Spiritual direction has a long history in the church, kept alive through the ages mostly in the Catholic and Orthodox traditions. The Protestant world, though, is beginning to see the advantages of spiritual companionship for our unique journey with God. There is no agenda in the spiritual direction conversation except to discern the Lord. There are no expectations except that the Lord is present and active and that He is the one primarily responsible for the relationship. There is a simple faith on the part of the Director that God is always at work, always present, even in the darkest of times, even in months of prayerlessness. There is awareness that the Holy Spirit is the true Director and that He desires to relate in love to His friends. The participant is free to share anything without fear of judgment or simplistic “answers” that attempt to fix and solve.
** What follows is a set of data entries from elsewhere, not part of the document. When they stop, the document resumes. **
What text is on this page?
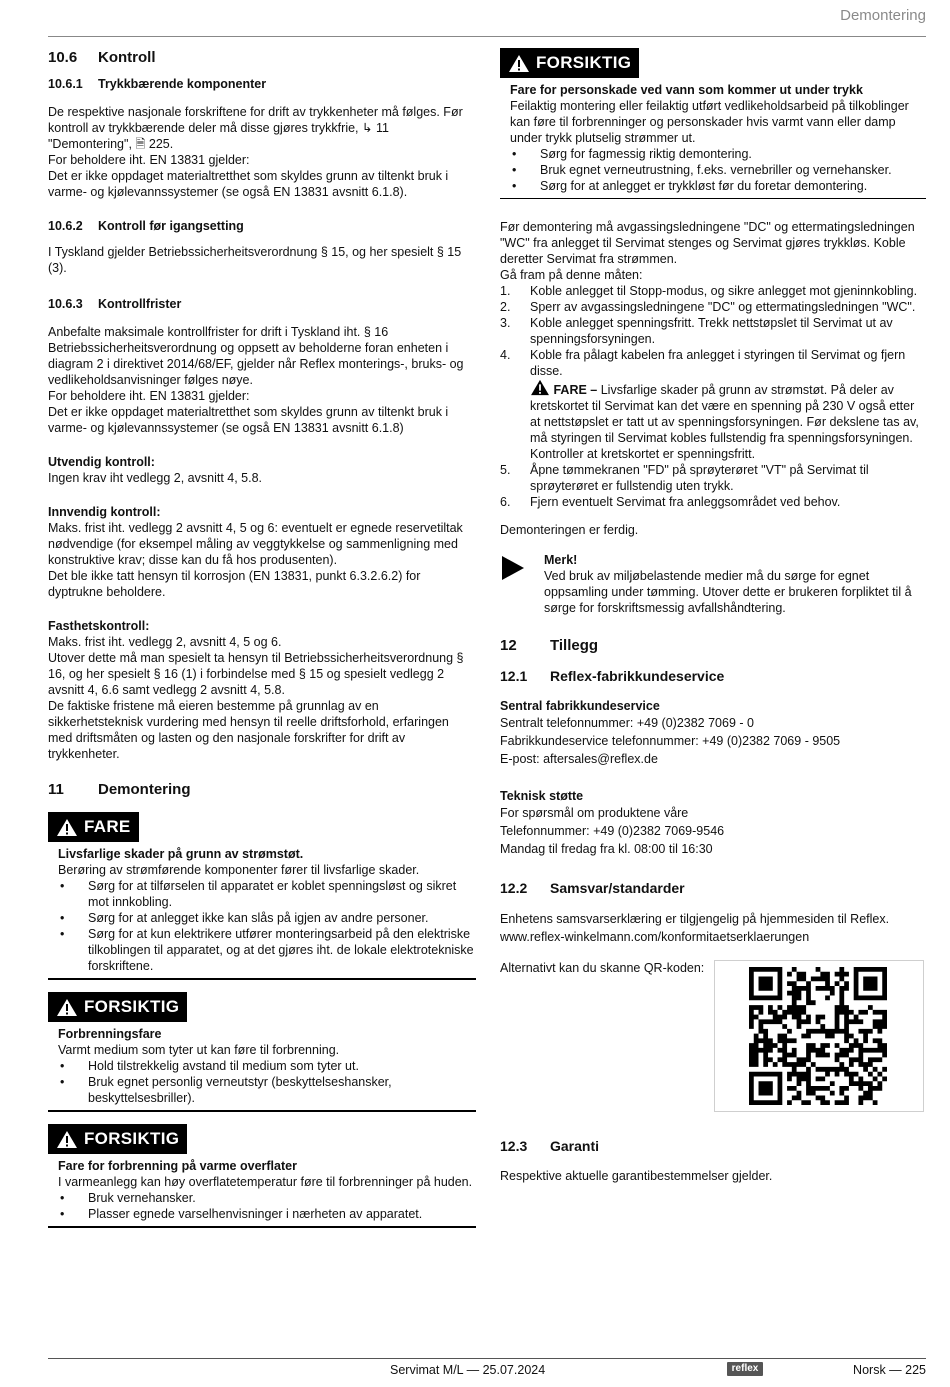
Demontering
10.6 Kontroll
10.6.1 Trykkbærende komponenter

De respektive nasjonale forskriftene for drift av trykkenheter må følges. Før kontroll av trykkbærende deler må disse gjøres trykkfrie, ↳ 11 "Demontering", 🗎 225.

For beholdere iht. EN 13831 gjelder:

Det er ikke oppdaget materialtretthet som skyldes grunn av tiltenkt bruk i varme- og kjølevannssystemer (se også EN 13831 avsnitt 6.1.8).

10.6.2 Kontroll før igangsetting

I Tyskland gjelder Betriebssicherheitsverordnung § 15, og her spesielt § 15 (3).

10.6.3 Kontrollfrister

Anbefalte maksimale kontrollfrister for drift i Tyskland iht. § 16 Betriebssicherheitsverordnung og oppsett av beholderne foran enheten i diagram 2 i direktivet 2014/68/EF, gjelder når Reflex monterings-, bruks- og vedlikeholdsanvisninger følges nøye.

For beholdere iht. EN 13831 gjelder:

Det er ikke oppdaget materialtretthet som skyldes grunn av tiltenkt bruk i varme- og kjølevannssystemer (se også EN 13831 avsnitt 6.1.8)

Utvendig kontroll:

Ingen krav iht vedlegg 2, avsnitt 4, 5.8.

Innvendig kontroll:

Maks. frist iht. vedlegg 2 avsnitt 4, 5 og 6: eventuelt er egnede reservetiltak nødvendige (for eksempel måling av veggtykkelse og sammenligning med konstruktive krav; disse kan du få hos produsenten).

Det ble ikke tatt hensyn til korrosjon (EN 13831, punkt 6.3.2.6.2) for dyptrukne beholdere.

Fasthetskontroll:

Maks. frist iht. vedlegg 2, avsnitt 4, 5 og 6.

Utover dette må man spesielt ta hensyn til Betriebssicherheitsverordnung § 16, og her spesielt § 16 (1) i forbindelse med § 15 og spesielt vedlegg 2 avsnitt 4, 6.6 samt vedlegg 2 avsnitt 4, 5.8.

De faktiske fristene må eieren bestemme på grunnlag av en sikkerhetsteknisk vurdering med hensyn til reelle driftsforhold, erfaringen med driftsmåten og lasten og den nasjonale forskrifter for drift av trykkenheter.

11 Demontering
FARE

Livsfarlige skader på grunn av strømstøt.

Berøring av strømførende komponenter fører til livsfarlige skader.

• Sørg for at tilførselen til apparatet er koblet spenningsløst og sikret mot innkobling.
• Sørg for at anlegget ikke kan slås på igjen av andre personer.
• Sørg for at kun elektrikere utfører monteringsarbeid på den elektriske tilkoblingen til apparatet, og at det gjøres iht. de lokale elektrotekniske forskriftene.
FORSIKTIG

Forbrenningsfare

Varmt medium som tyter ut kan føre til forbrenning.

• Hold tilstrekkelig avstand til medium som tyter ut.
• Bruk egnet personlig verneutstyr (beskyttelseshansker, beskyttelsesbriller).
FORSIKTIG

Fare for forbrenning på varme overflater

I varmeanlegg kan høy overflatetemperatur føre til forbrenninger på huden.

• Bruk vernehansker.
• Plasser egnede varselhenvisninger i nærheten av apparatet.
FORSIKTIG

Fare for personskade ved vann som kommer ut under trykk

Feilaktig montering eller feilaktig utført vedlikeholdsarbeid på tilkoblinger kan føre til forbrenninger og personskader hvis varmt vann eller damp under trykk plutselig strømmer ut.

• Sørg for fagmessig riktig demontering.
• Bruk egnet verneutrustning, f.eks. vernebriller og vernehansker.
• Sørg for at anlegget er trykkløst før du foretar demontering.

Før demontering må avgassingsledningene "DC" og ettermatingsledningen "WC" fra anlegget til Servimat stenges og Servimat gjøres trykkløs. Koble deretter Servimat fra strømmen.

Gå fram på denne måten:

1. Koble anlegget til Stopp-modus, og sikre anlegget mot gjeninnkobling.
2. Sperr av avgassingsledningene "DC" og ettermatingsledningen "WC".
3. Koble anlegget spenningsfritt. Trekk nettstøpslet til Servimat ut av spenningsforsyningen.
4. Koble fra pålagt kabelen fra anlegget i styringen til Servimat og fjern disse.
FARE – Livsfarlige skader på grunn av strømstøt. På deler av kretskortet til Servimat kan det være en spenning på 230 V også etter at nettstøpslet er tatt ut av spenningsforsyningen. Før dekslene tas av, må styringen til Servimat kobles fullstendig fra spenningsforsyningen. Kontroller at kretskortet er spenningsfritt.
5. Åpne tømmekranen "FD" på sprøyterøret "VT" på Servimat til sprøyterøret er fullstendig uten trykk.
6. Fjern eventuelt Servimat fra anleggsområdet ved behov.

Demonteringen er ferdig.

Merk!

Ved bruk av miljøbelastende medier må du sørge for egnet oppsamling under tømming. Utover dette er brukeren forpliktet til å sørge for forskriftsmessig avfallshåndtering.

12 Tillegg
12.1 Reflex-fabrikkundeservice

Sentral fabrikkundeservice

Sentralt telefonnummer: +49 (0)2382 7069 - 0

Fabrikkundeservice telefonnummer: +49 (0)2382 7069 - 9505

E-post: aftersales@reflex.de

Teknisk støtte

For spørsmål om produktene våre

Telefonnummer: +49 (0)2382 7069-9546

Mandag til fredag fra kl. 08:00 til 16:30

12.2 Samsvar/standarder

Enhetens samsvarserklæring er tilgjengelig på hjemmesiden til Reflex.

www.reflex-winkelmann.com/konformitaetserklaerungen

Alternativt kan du skanne QR-koden:

12.3 Garanti

Respektive aktuelle garantibestemmelser gjelder.

Servimat M/L — 25.07.2024	reflex	Norsk — 225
Pastors give of themselves all the time. It is their job to give, to minister, to pray for others, to help in times of grieving and suffering, to teach, to encourage. Spiritual direction for pastors seeks to allow pastors to receive, to be listened to, to be prayed for, to simply be who they really are beneath all the expectations and “face” of ministry. Spiritual direction listens for the gentle rustling of the wind of the Spirit that is always there, always inviting, always whispering, “I’m right here. Won’t you come and sit at my feet?”


Dan Heavenor, a graduate of Regent College, has worked as a pastor in the Vancouver area and is now in bi-vocational ministry as a spiritual director, retreat leader and bus driver. Dan lives in North Vancouver with his wife, Andrea, and their four children.